Please tell me that I'm misreading your tone. You're coming across as if Dave has no right to be upset about unequal access. Yes, it is true that "everyone" needed to make some "accommodation" during renovations. But during this time of renovation, everyone ELSE was still able to go to the pool, they merely needed to take a different path than usual. Dave (and any other wheelchair riding guests) were the only ones completely DENIED the option of swimming. When you make a point of insisting that "everyone" is inconvenienced you trivialize the inequity that occurred here and ignores the fact that, yes, Dave was very disproportionately impacted in a way that most other people were not.

No, they shouldn't need to shut down the hotel. What they SHOULD have done was to consider the importance of maintaining SOME WAY for wheelchair riders to reach the pool during the renovation, identified a solution to this challenge, and implemented it. The fact that there was no access is a pretty good sign that probably none of the people who should have been responsible for thinking about this kind of thing actually THOUGHT.

Lyndsay said...

I agree with the majority of the commenters. Who cares whether you wanted to go - that would only matter if you were the only guy in a wheelchair who might end up at the hotel. And we all know that's absolutely not true.

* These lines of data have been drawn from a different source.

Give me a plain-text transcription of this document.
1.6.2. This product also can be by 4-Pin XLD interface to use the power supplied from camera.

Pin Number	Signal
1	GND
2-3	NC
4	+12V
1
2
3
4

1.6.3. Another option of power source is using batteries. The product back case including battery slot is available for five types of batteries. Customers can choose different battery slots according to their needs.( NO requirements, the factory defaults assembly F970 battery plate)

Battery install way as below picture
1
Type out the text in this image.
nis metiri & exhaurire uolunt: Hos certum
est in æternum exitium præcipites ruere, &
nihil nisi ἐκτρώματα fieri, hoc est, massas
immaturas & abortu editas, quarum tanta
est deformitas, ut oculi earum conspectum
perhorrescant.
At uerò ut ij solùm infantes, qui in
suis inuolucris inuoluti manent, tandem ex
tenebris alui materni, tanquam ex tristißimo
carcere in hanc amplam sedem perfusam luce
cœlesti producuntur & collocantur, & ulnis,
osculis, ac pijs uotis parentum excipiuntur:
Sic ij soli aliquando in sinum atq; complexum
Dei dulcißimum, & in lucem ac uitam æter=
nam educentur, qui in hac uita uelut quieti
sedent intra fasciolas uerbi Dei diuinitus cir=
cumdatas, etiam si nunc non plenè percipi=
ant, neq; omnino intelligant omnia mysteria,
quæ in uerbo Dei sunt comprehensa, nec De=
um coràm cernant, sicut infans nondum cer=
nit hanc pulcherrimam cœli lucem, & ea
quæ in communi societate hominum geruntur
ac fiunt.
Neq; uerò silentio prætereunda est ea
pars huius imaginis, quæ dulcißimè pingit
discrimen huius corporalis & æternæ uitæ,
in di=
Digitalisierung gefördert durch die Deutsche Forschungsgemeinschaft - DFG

After spending a year as a support worker I am angry and sad when I enter spaces I will never, ever be able to take my client - stairs, lack of space, poor design. There are places I have been that we can't visit together. I think that's the same type of feeling.

Dave Hingsburger said...

Anon, four back. I'm not sure how to take your comment. I don't think my blog post came anywhere near suggesting that they close the pool for all. I also don't think that the slight modificaton of route that the non disabled guests took really compares to the fact that disabled guests don't get to use the pool at all. I think most people with disabilities are reasonable. I get that renovation changes things. I do. I didn't want to go anyways. But I think that when you book an accessible room at an accessible hotel they should tell you when accessibility options are not there. Then I get to make choices too.

I appreciate all comments, I feel less alone in my head with this kind of discussion. We stayed in one of the newly renovated accessible rooms and the improvements are lovely. Again, I appreciate people's points of view.